Illinois State Comptroller election, 2018
| Party |  | Candidate | Votes | % | ±% |
|---|---|---|---|---|---|
|  | Democratic | Susana Mendoza (incumbent) | 2,716,853 | 59.90% | +10.45% |
|  | Republican | Darlene Senger | 1,678,346 | 37.00% | −7.43% |
|  | Libertarian | Claire Ball | 140,543 | 3.10% | −0.36% |
|  | Write-in |  | 17 | 0.00% | N/A |
| Total votes |  |  | 4,535,759 | 100.0% |  |
|  | Democratic hold |  |  |  |  |

==Treasurer==

===Democratic primary===
====Candidates====
=====Declared=====
- Mike Frerichs, incumbent state treasurer

====Results====

Democratic primary results
| Party |  | Candidate | Votes | % |
|---|---|---|---|---|
|  | Democratic | Mike Frerichs (incumbent) | 1,087,950 | 100.0 |
| Total votes |  |  | 1,087,950 | 100.0 |

===Republican primary===
====Candidates====
=====Declared=====
- Jim Dodge, Orland Park Village trustee and candidate for Illinois Comptroller in 2010

====Results====

Republican primary results
| Party |  | Candidate | Votes | % |
|---|---|---|---|---|
|  | Republican | Jim Dodge | 602,626 | 100.0 |
| Total votes |  |  | 602,626 | 100.0 |

===General election===
====Results====

Illinois State Treasurer election, 2018
| Party |  | Candidate | Votes | % | ±% |
|---|---|---|---|---|---|
|  | Democratic | Mike Frerichs (incumbent) | 2,593,816 | 57.64% | +9.59% |
|  | Republican | Jim Dodge | 1,750,897 | 38.91% | −8.88% |
|  | Libertarian | Mike Leheney | 155,256 | 3.45% | −0.71% |
|  | Write-in |  | 2 | 0.0% | N/A |
| Total votes |  |  | 4,499,971 | 100.0% |  |
|  | Democratic hold |  |  |  |  |

==State senate==

One-third of the seats of the Illinois Senate were up for election in 2018.

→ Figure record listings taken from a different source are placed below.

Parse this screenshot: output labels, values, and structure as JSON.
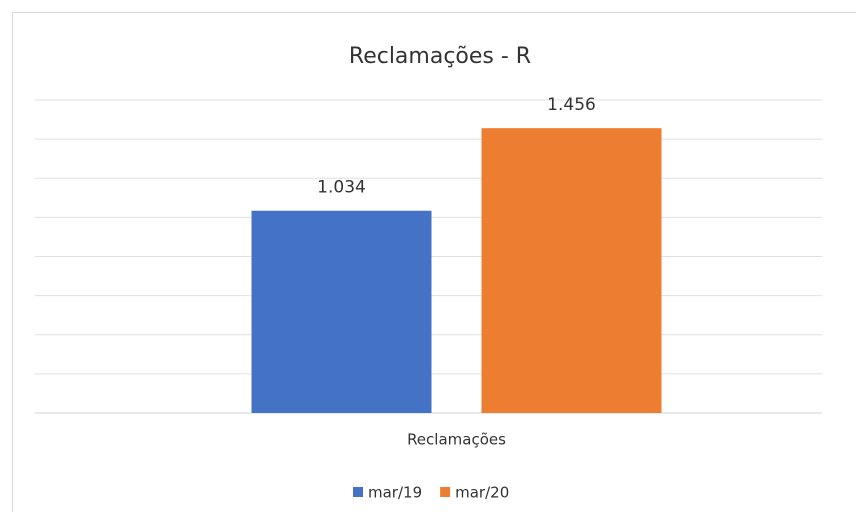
{
  "chart_data": {
    "type": "bar",
    "title": "Reclamações - R",
    "categories": [
      "Reclamações"
    ],
    "series": [
      {
        "name": "mar/19",
        "color": "#4472c4",
        "values": [
          1034
        ],
        "value_labels": [
          "1.034"
        ]
      },
      {
        "name": "mar/20",
        "color": "#ed7d31",
        "values": [
          1456
        ],
        "value_labels": [
          "1.456"
        ]
      }
    ],
    "ylim": [
      0,
      1600
    ],
    "yticks": [
      0,
      200,
      400,
      600,
      800,
      1000,
      1200,
      1400,
      1600
    ],
    "ytick_labels": false,
    "grid": true,
    "legend": "bottom"
  }
}
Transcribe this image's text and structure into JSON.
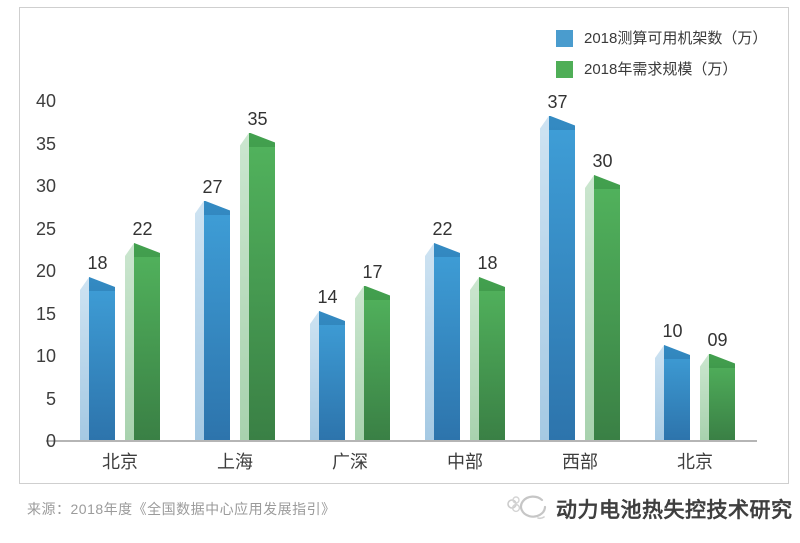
{
  "chart_data": {
    "type": "bar",
    "categories": [
      "北京",
      "上海",
      "广深",
      "中部",
      "西部",
      "北京"
    ],
    "series": [
      {
        "name": "2018测算可用机架数（万）",
        "values": [
          18,
          27,
          14,
          22,
          37,
          10
        ],
        "labels": [
          "18",
          "27",
          "14",
          "22",
          "37",
          "10"
        ],
        "colors": {
          "legend": "#4a9cce",
          "side_top": "#cee3f2",
          "side_bottom": "#a5c9e3",
          "face_top": "#3f9fd8",
          "face_bottom": "#2d74ac",
          "cap": "rgba(10,60,110,0.20)"
        }
      },
      {
        "name": "2018年需求规模（万）",
        "values": [
          22,
          35,
          17,
          18,
          30,
          9
        ],
        "labels": [
          "22",
          "35",
          "17",
          "18",
          "30",
          "09"
        ],
        "colors": {
          "legend": "#4fae57",
          "side_top": "#cbe6cf",
          "side_bottom": "#a8d2ae",
          "face_top": "#52b45d",
          "face_bottom": "#3a8045",
          "cap": "rgba(10,85,25,0.20)"
        }
      }
    ],
    "yticks": [
      0,
      5,
      10,
      15,
      20,
      25,
      30,
      35,
      40
    ],
    "ylim": [
      0,
      40
    ],
    "grid": false,
    "legend_position": "top-right",
    "axis_line_color": "#b5b5b5"
  },
  "footer": {
    "source": "来源：2018年度《全国数据中心应用发展指引》",
    "watermark": "动力电池热失控技术研究"
  }
}
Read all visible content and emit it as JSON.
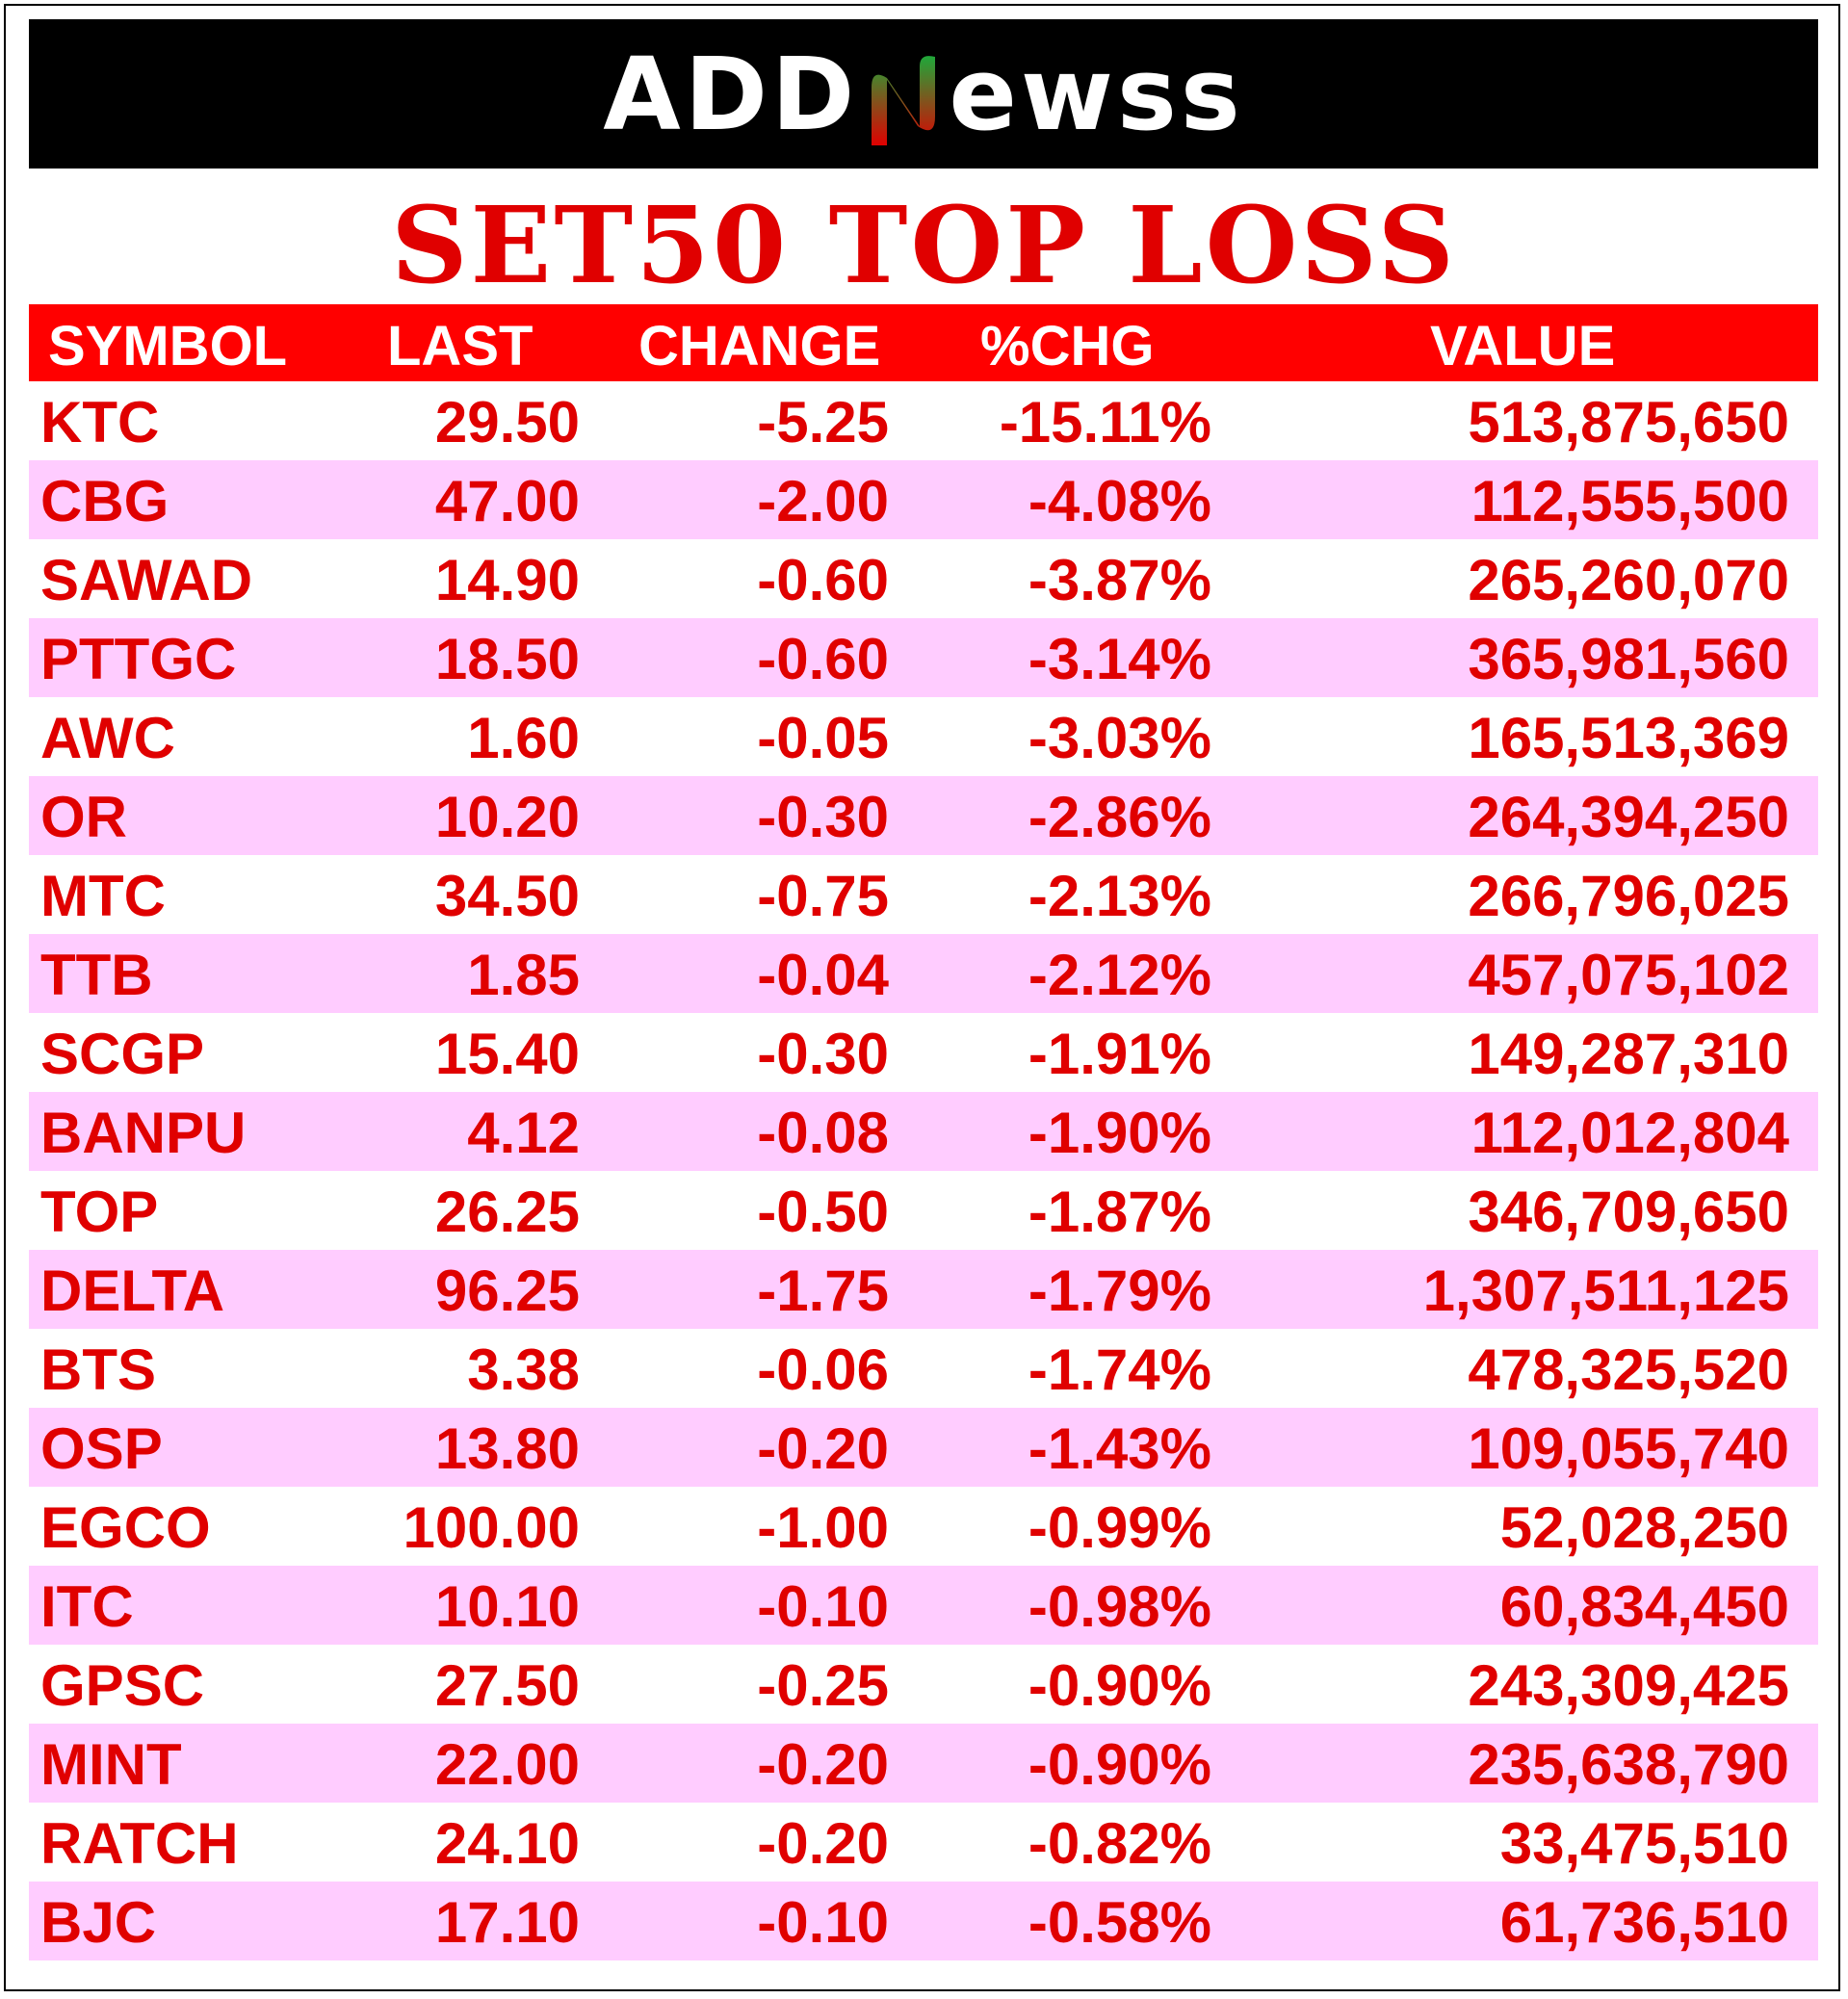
{
  "header": {
    "logo_left": "ADD",
    "logo_right": "ewss",
    "logo_accent_color": "#1fa83a",
    "logo_accent_color_2": "#e00000"
  },
  "title": "SET50 TOP LOSS",
  "table": {
    "columns": [
      "SYMBOL",
      "LAST",
      "CHANGE",
      "%CHG",
      "VALUE"
    ],
    "rows": [
      {
        "symbol": "KTC",
        "last": "29.50",
        "change": "-5.25",
        "pct": "-15.11%",
        "value": "513,875,650"
      },
      {
        "symbol": "CBG",
        "last": "47.00",
        "change": "-2.00",
        "pct": "-4.08%",
        "value": "112,555,500"
      },
      {
        "symbol": "SAWAD",
        "last": "14.90",
        "change": "-0.60",
        "pct": "-3.87%",
        "value": "265,260,070"
      },
      {
        "symbol": "PTTGC",
        "last": "18.50",
        "change": "-0.60",
        "pct": "-3.14%",
        "value": "365,981,560"
      },
      {
        "symbol": "AWC",
        "last": "1.60",
        "change": "-0.05",
        "pct": "-3.03%",
        "value": "165,513,369"
      },
      {
        "symbol": "OR",
        "last": "10.20",
        "change": "-0.30",
        "pct": "-2.86%",
        "value": "264,394,250"
      },
      {
        "symbol": "MTC",
        "last": "34.50",
        "change": "-0.75",
        "pct": "-2.13%",
        "value": "266,796,025"
      },
      {
        "symbol": "TTB",
        "last": "1.85",
        "change": "-0.04",
        "pct": "-2.12%",
        "value": "457,075,102"
      },
      {
        "symbol": "SCGP",
        "last": "15.40",
        "change": "-0.30",
        "pct": "-1.91%",
        "value": "149,287,310"
      },
      {
        "symbol": "BANPU",
        "last": "4.12",
        "change": "-0.08",
        "pct": "-1.90%",
        "value": "112,012,804"
      },
      {
        "symbol": "TOP",
        "last": "26.25",
        "change": "-0.50",
        "pct": "-1.87%",
        "value": "346,709,650"
      },
      {
        "symbol": "DELTA",
        "last": "96.25",
        "change": "-1.75",
        "pct": "-1.79%",
        "value": "1,307,511,125"
      },
      {
        "symbol": "BTS",
        "last": "3.38",
        "change": "-0.06",
        "pct": "-1.74%",
        "value": "478,325,520"
      },
      {
        "symbol": "OSP",
        "last": "13.80",
        "change": "-0.20",
        "pct": "-1.43%",
        "value": "109,055,740"
      },
      {
        "symbol": "EGCO",
        "last": "100.00",
        "change": "-1.00",
        "pct": "-0.99%",
        "value": "52,028,250"
      },
      {
        "symbol": "ITC",
        "last": "10.10",
        "change": "-0.10",
        "pct": "-0.98%",
        "value": "60,834,450"
      },
      {
        "symbol": "GPSC",
        "last": "27.50",
        "change": "-0.25",
        "pct": "-0.90%",
        "value": "243,309,425"
      },
      {
        "symbol": "MINT",
        "last": "22.00",
        "change": "-0.20",
        "pct": "-0.90%",
        "value": "235,638,790"
      },
      {
        "symbol": "RATCH",
        "last": "24.10",
        "change": "-0.20",
        "pct": "-0.82%",
        "value": "33,475,510"
      },
      {
        "symbol": "BJC",
        "last": "17.10",
        "change": "-0.10",
        "pct": "-0.58%",
        "value": "61,736,510"
      }
    ]
  }
}
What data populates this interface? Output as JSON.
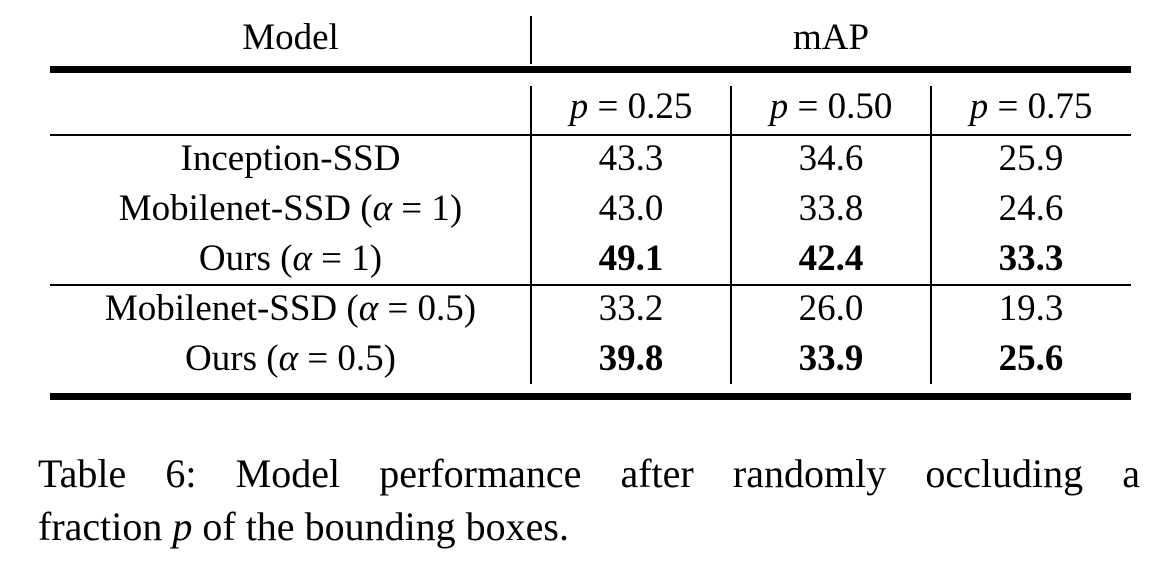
{
  "table": {
    "header": {
      "model": "Model",
      "metric": "mAP",
      "p_columns": [
        {
          "var": "p",
          "eq": " = ",
          "val": "0.25"
        },
        {
          "var": "p",
          "eq": " = ",
          "val": "0.50"
        },
        {
          "var": "p",
          "eq": " = ",
          "val": "0.75"
        }
      ]
    },
    "rows": [
      {
        "model": "Inception-SSD",
        "values": [
          "43.3",
          "34.6",
          "25.9"
        ]
      },
      {
        "model": "Mobilenet-SSD (",
        "alpha": "α",
        "alpha_rest": " = 1)",
        "values": [
          "43.0",
          "33.8",
          "24.6"
        ]
      },
      {
        "model": "Ours (",
        "alpha": "α",
        "alpha_rest": " = 1)",
        "values": [
          "49.1",
          "42.4",
          "33.3"
        ]
      },
      {
        "model": "Mobilenet-SSD (",
        "alpha": "α",
        "alpha_rest": " = 0.5)",
        "values": [
          "33.2",
          "26.0",
          "19.3"
        ]
      },
      {
        "model": "Ours (",
        "alpha": "α",
        "alpha_rest": " = 0.5)",
        "values": [
          "39.8",
          "33.9",
          "25.6"
        ]
      }
    ]
  },
  "caption": {
    "words_line1": [
      "Table",
      "6:",
      "Model",
      "performance",
      "after",
      "randomly",
      "occluding",
      "a"
    ],
    "line2_before": "fraction ",
    "line2_var": "p",
    "line2_after": " of the bounding boxes."
  }
}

==State House of Representatives==

All of the seats in the Illinois House of Representatives were up for election in 2018.

==Judicial elections==

Judicial elections were held, consisting of both partisan and retention elections, including those for one seat in the Supreme Court of Illinois and five seats in the Illinois Appellate Court.

==Local elections==
Local elections took place, including county elections such as the Cook County elections.